La Suisse veut faire venir 20 enfants blessés de Gaza avec chacun quatre membres de leur famille en Suisse pour les soigner ici. Cela a également suscité des débats animés dans l'émission SRF-Arena.
La conseillère aux États de gauche Franziska Roth (SP) a qualifié l'action de pure politique symbolique, en ne faisant venir que 20 enfants blessés. La Suisse devrait en accueillir encore plus. Reinhard Schulze, le célèbre islamologue, s'est indigné du fait que nous n'accueillons que quelques enfants alors qu'une situation d'urgence règne à Gaza nécessitant désormais une aide humanitaire.
Bien sûr, on peut toujours aider. Selon le site de l'UNICEF, 1,7 million d'enfants dans la bande de Gaza ont besoin d'une aide humanitaire. En Ukraine aussi, selon la même organisation de l'ONU pour l'enfance, 3,2 millions d'enfants ont besoin d'aide. Combien y en a-t-il dans d'autres zones de guerre du monde?
Ne devrions-nous pas nous demander pourquoi nous favorisons particulièrement les enfants palestiniens? Est-ce parce que ce groupe de personnes bénéficie de droits spéciaux internationaux en tant que réfugiés depuis les années 1970, bien qu'il ait commis des atrocités à plusieurs reprises depuis lors et que - comme le Hamas il y a deux ans - des centaines de civils ont été massacrés?
Qui peut nous garantir, en outre, que ces enfants ne deviendront pas un jour des islamistes dangereux chez nous ou ne s'opposeront pas publiquement à Israël? Les deux bienfaiteurs Schulze et Roth en tout cas non, et le Conseil fédéral probablement pas non plus.
Ne nous leurrons pas: ces jeunes Palestiniens et leurs proches qui les accompagnent ne quitteront pas la Suisse de sitôt. Et malgré un suivi étroit, ils auront encore plus de difficultés à s'intégrer que les enfants d'autres zones de crise, car la haine d'Israël et des Israéliens leur est inculquée dès le plus jeune âge.
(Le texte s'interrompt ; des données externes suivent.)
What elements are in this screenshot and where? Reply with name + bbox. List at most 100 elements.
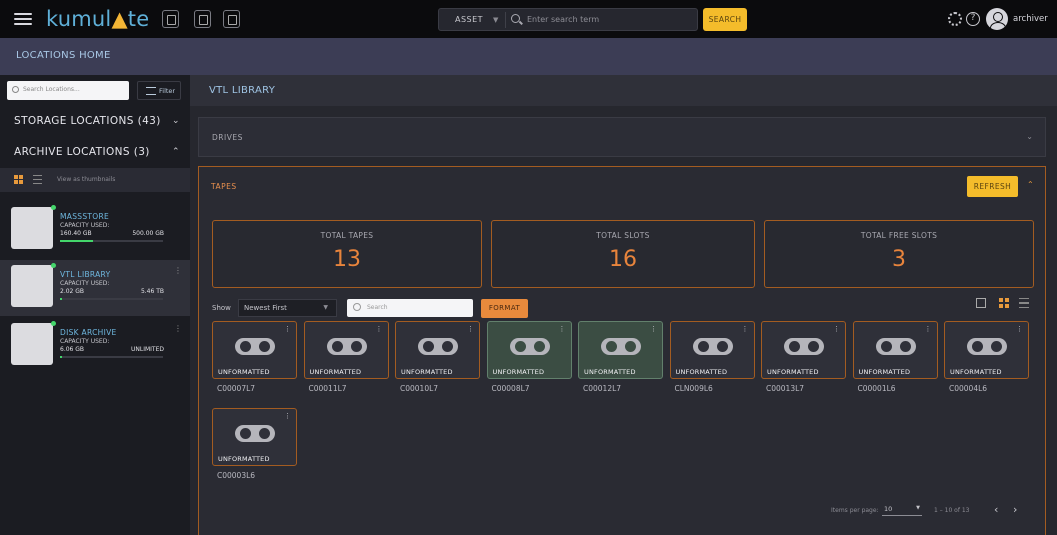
location-search-input[interactable]: Search Locations... <box>7 81 129 100</box>
tape-card[interactable]: ⋮ UNFORMATTED <box>944 321 1029 379</box>
search-placeholder: Search Locations... <box>23 86 80 93</box>
username[interactable]: archiver <box>1013 14 1048 24</box>
tape-card[interactable]: ⋮ UNFORMATTED <box>852 321 938 379</box>
items-per-page-select[interactable]: 10 ▼ <box>882 504 922 516</box>
search-input[interactable]: Enter search term <box>527 15 599 24</box>
location-name: VTL LIBRARY <box>60 270 111 279</box>
format-button[interactable]: FORMAT <box>481 299 528 318</box>
more-options-icon[interactable]: ⋮ <box>467 325 474 333</box>
tape-cassette-icon <box>509 338 550 355</box>
search-scope[interactable]: ASSET <box>455 15 483 24</box>
more-options-icon[interactable]: ⋮ <box>742 325 749 333</box>
chevron-down-icon[interactable]: ⌄ <box>172 116 180 126</box>
document-icon[interactable] <box>194 10 211 28</box>
tape-card[interactable]: ⋮ UNFORMATTED <box>669 321 755 379</box>
tape-card[interactable]: ⋮ UNFORMATTED <box>212 321 297 379</box>
capacity-label: CAPACITY USED: <box>60 338 110 345</box>
tape-id: C00001L6 <box>857 384 896 393</box>
archive-locations-toggle[interactable]: ARCHIVE LOCATIONS (3) <box>14 146 150 158</box>
refresh-button[interactable]: REFRESH <box>967 176 1018 197</box>
capacity-used: 6.06 GB <box>60 346 85 353</box>
filter-label: Filter <box>159 87 176 95</box>
capacity-used: 160.40 GB <box>60 230 92 237</box>
view-label: View as thumbnails <box>57 176 116 183</box>
tape-card[interactable]: ⋮ UNFORMATTED <box>486 321 572 379</box>
stat-value: 3 <box>892 247 906 272</box>
more-options-icon[interactable]: ⋮ <box>284 412 291 420</box>
list-view-icon[interactable] <box>1019 298 1029 308</box>
capacity-total: 5.46 TB <box>140 288 164 295</box>
main-panel: VTL LIBRARY DRIVES ⌄ TAPES REFRESH ⌃ TOT… <box>190 75 1057 535</box>
tape-id: C00013L7 <box>766 384 805 393</box>
tape-id: C00010L7 <box>400 384 439 393</box>
tape-id: C00008L7 <box>491 384 530 393</box>
more-options-icon[interactable]: ⋮ <box>833 325 840 333</box>
next-page-button[interactable]: › <box>1013 503 1017 516</box>
stat-value: 13 <box>333 247 361 272</box>
app-logo[interactable]: kumul▲te <box>46 7 149 31</box>
sort-select[interactable]: Newest First ▼ <box>238 299 337 317</box>
chevron-down-icon[interactable]: ▼ <box>493 16 498 24</box>
chevron-up-icon[interactable]: ⌃ <box>1027 180 1034 189</box>
tape-library-icon <box>11 263 56 307</box>
search-icon <box>12 86 19 93</box>
sidebar: Search Locations... Filter STORAGE LOCAT… <box>0 75 190 535</box>
tape-card[interactable]: ⋮ UNFORMATTED <box>303 321 389 379</box>
menu-icon[interactable] <box>14 13 32 25</box>
tapes-panel: TAPES REFRESH ⌃ TOTAL TAPES 13 TOTAL SLO… <box>198 166 1046 535</box>
page-header: LOCATIONS HOME <box>0 38 1057 75</box>
chevron-up-icon[interactable]: ⌃ <box>172 147 180 157</box>
previous-page-button[interactable]: ‹ <box>994 503 998 516</box>
chevron-down-icon[interactable]: ⌄ <box>1026 132 1033 141</box>
more-options-icon[interactable]: ⋮ <box>1016 325 1023 333</box>
more-options-icon[interactable]: ⋮ <box>559 325 566 333</box>
tape-id: C00007L7 <box>217 384 256 393</box>
tape-status: UNFORMATTED <box>492 368 545 376</box>
help-icon[interactable]: ? <box>966 12 980 26</box>
storage-locations-toggle[interactable]: STORAGE LOCATIONS (43) <box>14 115 161 127</box>
chevron-down-icon: ▼ <box>323 304 328 311</box>
location-name: DISK ARCHIVE <box>60 328 117 337</box>
grid-view-icon[interactable] <box>999 298 1009 308</box>
sort-value: Newest First <box>244 304 287 312</box>
list-view-icon[interactable] <box>33 175 42 184</box>
capacity-total: UNLIMITED <box>130 346 164 353</box>
tape-card[interactable]: ⋮ UNFORMATTED <box>212 408 297 466</box>
more-options-icon[interactable]: ⋮ <box>650 325 657 333</box>
search-button[interactable]: SEARCH <box>703 8 747 31</box>
location-item-disk-archive[interactable]: DISK ARCHIVE CAPACITY USED: 6.06 GB UNLI… <box>0 318 190 374</box>
more-options-icon[interactable]: ⋮ <box>284 325 291 333</box>
items-per-page-label: Items per page: <box>831 507 879 514</box>
page-size-value: 10 <box>884 505 893 513</box>
drives-panel[interactable]: DRIVES ⌄ <box>198 117 1046 157</box>
storage-icon[interactable] <box>223 10 240 28</box>
more-options-icon[interactable]: ⋮ <box>174 324 182 333</box>
tape-status: UNFORMATTED <box>950 368 1002 376</box>
more-options-icon[interactable]: ⋮ <box>925 325 932 333</box>
capacity-bar <box>60 240 163 242</box>
avatar[interactable] <box>986 8 1008 30</box>
stat-total-slots: TOTAL SLOTS 16 <box>491 220 755 288</box>
grid-view-icon[interactable] <box>14 175 23 184</box>
location-item-massstore[interactable]: MASSSTORE CAPACITY USED: 160.40 GB 500.0… <box>0 202 190 258</box>
tape-cassette-icon <box>326 338 367 355</box>
open-external-icon[interactable] <box>976 298 986 308</box>
capacity-used: 2.02 GB <box>60 288 85 295</box>
gear-icon[interactable] <box>948 12 962 26</box>
tape-cassette-icon <box>875 338 916 355</box>
tape-id: CLN009L6 <box>674 384 713 393</box>
tape-card[interactable]: ⋮ UNFORMATTED <box>578 321 663 379</box>
notes-icon[interactable] <box>162 10 179 28</box>
tape-cassette-icon <box>692 338 733 355</box>
tape-status: UNFORMATTED <box>767 368 819 376</box>
more-options-icon[interactable]: ⋮ <box>376 325 383 333</box>
filter-button[interactable]: Filter <box>137 81 181 100</box>
stat-total-free-slots: TOTAL FREE SLOTS 3 <box>764 220 1034 288</box>
more-options-icon[interactable]: ⋮ <box>174 266 182 275</box>
tape-search-input[interactable]: Search <box>347 299 473 317</box>
tape-card[interactable]: ⋮ UNFORMATTED <box>395 321 480 379</box>
tape-id: C00012L7 <box>583 384 622 393</box>
tape-card[interactable]: ⋮ UNFORMATTED <box>761 321 846 379</box>
location-item-vtl-library[interactable]: VTL LIBRARY CAPACITY USED: 2.02 GB 5.46 … <box>0 260 190 316</box>
tape-status: UNFORMATTED <box>309 368 362 376</box>
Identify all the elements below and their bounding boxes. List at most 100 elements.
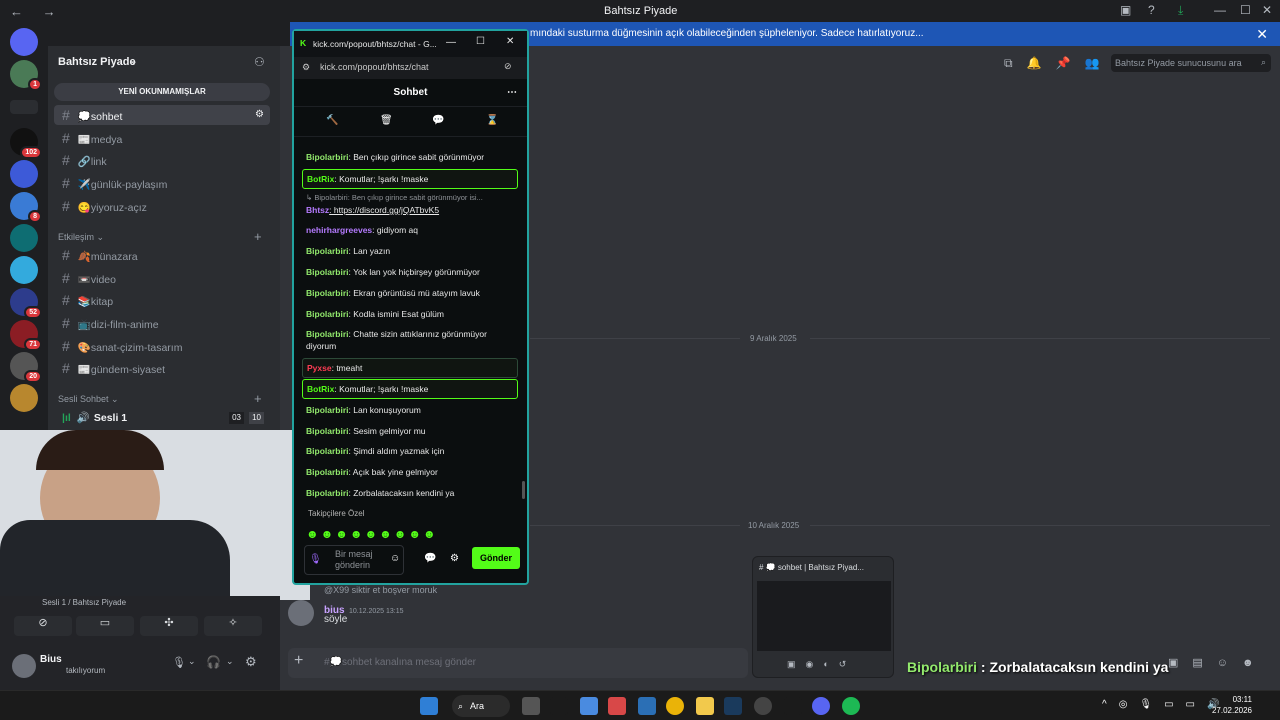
- chat-user[interactable]: BotRix: [307, 384, 334, 394]
- unread-button[interactable]: YENİ OKUNMAMIŞLAR: [54, 83, 270, 101]
- chat-user[interactable]: nehirhargreeves: [306, 225, 372, 235]
- avatar[interactable]: [288, 600, 314, 626]
- clock[interactable]: 03:11 27.02.2026: [1212, 694, 1252, 716]
- chat-input[interactable]: 🎙 Bir mesaj gönderin: [304, 545, 404, 575]
- close-icon[interactable]: ✕: [1262, 3, 1272, 17]
- members-icon[interactable]: 👥: [1084, 56, 1113, 70]
- screenshare-preview[interactable]: # 💭 sohbet | Bahtsız Piyad... ▣◉◐↺: [752, 556, 894, 678]
- app-icon[interactable]: [608, 697, 626, 715]
- app-icon[interactable]: [638, 697, 656, 715]
- taskbar-search[interactable]: ⌕ Ara: [452, 695, 510, 717]
- category-header[interactable]: Sesli Sohbet ⌄ +: [58, 391, 262, 406]
- chat-user[interactable]: Bipolarbiri: [306, 152, 349, 162]
- microphone-icon[interactable]: 🎙: [172, 656, 186, 669]
- chat-user[interactable]: Bipolarbiri: [306, 426, 349, 436]
- site-info-icon[interactable]: ⚙: [302, 62, 310, 73]
- chat-user[interactable]: Bipolarbiri: [306, 288, 349, 298]
- chat-user[interactable]: Bipolarbiri: [306, 267, 349, 277]
- hammer-icon[interactable]: 🔨: [326, 115, 338, 126]
- minimize-icon[interactable]: —: [446, 37, 456, 48]
- chat-user[interactable]: Bhtsz: [306, 205, 329, 215]
- add-attachment-icon[interactable]: +: [294, 652, 303, 670]
- hourglass-icon[interactable]: ⌛: [486, 115, 498, 126]
- folder-icon[interactable]: [696, 697, 714, 715]
- server-icon[interactable]: 1: [10, 60, 42, 91]
- emoji-icon[interactable]: ☺: [390, 553, 400, 564]
- more-icon[interactable]: ⋯: [507, 79, 517, 107]
- chat-bubble-icon[interactable]: 💬: [432, 115, 444, 126]
- avatar[interactable]: [12, 654, 36, 678]
- channel-item[interactable]: # 📚kitap: [54, 290, 270, 310]
- app-icon[interactable]: [550, 697, 568, 715]
- channel-item[interactable]: # 📼video: [54, 268, 270, 288]
- chat-bubble-icon[interactable]: 💬: [424, 553, 436, 564]
- chat-user[interactable]: Bipolarbiri: [306, 309, 349, 319]
- steam-icon[interactable]: [724, 697, 742, 715]
- message-composer[interactable]: + #💭sohbet kanalına mesaj gönder: [288, 648, 748, 678]
- chevron-down-icon[interactable]: ⌄: [188, 656, 196, 667]
- app-icon[interactable]: [754, 697, 772, 715]
- kick-icon[interactable]: [784, 697, 802, 715]
- server-icon[interactable]: 8: [10, 192, 42, 223]
- channel-item[interactable]: # 📰gündem-siyaset: [54, 358, 270, 378]
- reply-preview[interactable]: @X99 siktir et boşver moruk: [324, 585, 437, 595]
- maximize-icon[interactable]: ☐: [1240, 3, 1251, 17]
- download-icon[interactable]: ⤓: [1178, 3, 1183, 18]
- settings-icon[interactable]: ⚙: [255, 105, 264, 125]
- headphones-icon[interactable]: 🎧: [206, 655, 221, 669]
- bell-icon[interactable]: 🔔: [1027, 56, 1056, 70]
- add-member-icon[interactable]: ⚇: [254, 55, 265, 69]
- store-icon[interactable]: [580, 697, 598, 715]
- chat-user[interactable]: BotRix: [307, 174, 334, 184]
- soundboard-icon[interactable]: ✧: [204, 616, 262, 636]
- category-header[interactable]: Etkileşim ⌄ +: [58, 229, 262, 244]
- chrome-icon[interactable]: [666, 697, 684, 715]
- chevron-down-icon[interactable]: ⌄: [226, 656, 234, 667]
- composer-icons[interactable]: ▣▤☺☻: [1168, 656, 1268, 669]
- chat-user[interactable]: Bipolarbiri: [306, 246, 349, 256]
- spotify-icon[interactable]: [842, 697, 860, 715]
- minimize-icon[interactable]: —: [1214, 3, 1226, 17]
- add-channel-icon[interactable]: +: [254, 391, 262, 406]
- channel-item[interactable]: # 😋yiyoruz-açız: [54, 196, 270, 216]
- server-icon[interactable]: 20: [10, 352, 42, 383]
- pin-icon[interactable]: 📌: [1056, 56, 1085, 70]
- chat-user[interactable]: Pyxse: [307, 363, 332, 373]
- server-icon[interactable]: [10, 160, 38, 188]
- server-name[interactable]: Bahtsız Piyade: [58, 56, 136, 68]
- maximize-icon[interactable]: ☐: [476, 36, 485, 47]
- emote-row[interactable]: ☻☻☻☻☻☻☻☻☻: [306, 527, 438, 541]
- server-icon[interactable]: [10, 224, 38, 252]
- add-channel-icon[interactable]: +: [254, 229, 262, 244]
- scrollbar[interactable]: [522, 481, 525, 499]
- discord-home-icon[interactable]: [10, 28, 38, 56]
- activities-icon[interactable]: ✣: [140, 616, 198, 636]
- chat-user[interactable]: Bipolarbiri: [306, 329, 349, 339]
- server-icon[interactable]: 71: [10, 320, 42, 351]
- chat-user[interactable]: Bipolarbiri: [306, 446, 349, 456]
- send-button[interactable]: Gönder: [472, 547, 520, 569]
- settings-icon[interactable]: ⚙: [245, 654, 257, 670]
- task-view-icon[interactable]: [522, 697, 540, 715]
- discord-icon[interactable]: [812, 697, 830, 715]
- chat-user[interactable]: Bipolarbiri: [306, 488, 349, 498]
- preview-controls[interactable]: ▣◉◐↺: [787, 659, 856, 670]
- server-icon[interactable]: 102: [10, 128, 42, 159]
- search-input[interactable]: Bahtsız Piyade sunucusunu ara ⌕: [1111, 54, 1271, 72]
- chat-user[interactable]: Bipolarbiri: [306, 405, 349, 415]
- screen-share-icon[interactable]: ▭: [76, 616, 134, 636]
- server-icon[interactable]: [10, 384, 38, 412]
- channel-item[interactable]: # 📺dizi-film-anime: [54, 313, 270, 333]
- server-icon[interactable]: 52: [10, 288, 42, 319]
- nav-arrows[interactable]: ← →: [10, 4, 64, 19]
- help-icon[interactable]: ?: [1148, 3, 1155, 17]
- trash-icon[interactable]: 🗑: [380, 115, 393, 126]
- channel-item[interactable]: # ✈️günlük-paylaşım: [54, 173, 270, 193]
- camera-off-icon[interactable]: ⊘: [14, 616, 72, 636]
- settings-icon[interactable]: ⚙: [450, 553, 459, 564]
- popout-url-bar[interactable]: ⚙ kick.com/popout/bhtsz/chat ⊘: [294, 57, 527, 79]
- eye-off-icon[interactable]: ⊘: [504, 61, 512, 72]
- screen-icon[interactable]: ▣: [1120, 3, 1131, 17]
- notice-close-icon[interactable]: ✕: [1256, 26, 1268, 43]
- chat-user[interactable]: Bipolarbiri: [306, 467, 349, 477]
Il serait plus sage d'utiliser les moyens financiers limités là où ils sont le plus efficaces, comme l'a montré Benjamin Fischer, conseiller national UDC, dans l'Arena. Et ce n'est certainement pas en Suisse.
Il faut chercher des solutions au Moyen-Orient. N'y a-t-il pas d'hôpitaux au Qatar qui pourraient prendre en charge les enfants palestiniens? Ou cet État arabe riche offre-t-il un abri uniquement aux dirigeants du Hamas?
Non, en prévoyant d'accueillir des enfants malades et blessés de la bande de Gaza, le Conseil fédéral commet une erreur et crée en même temps un précédent.
Si nous ne mettons pas fin immédiatement à de telles actions, nous devrons à l'avenir accueillir régulièrement des enfants de zones de guerre qui pourraient se révéler plus tard être des bombes à retardement.
Dans le cas des enfants palestiniens, nous importons même un conflit vieux de plusieurs décennies entre Palestiniens et Israéliens.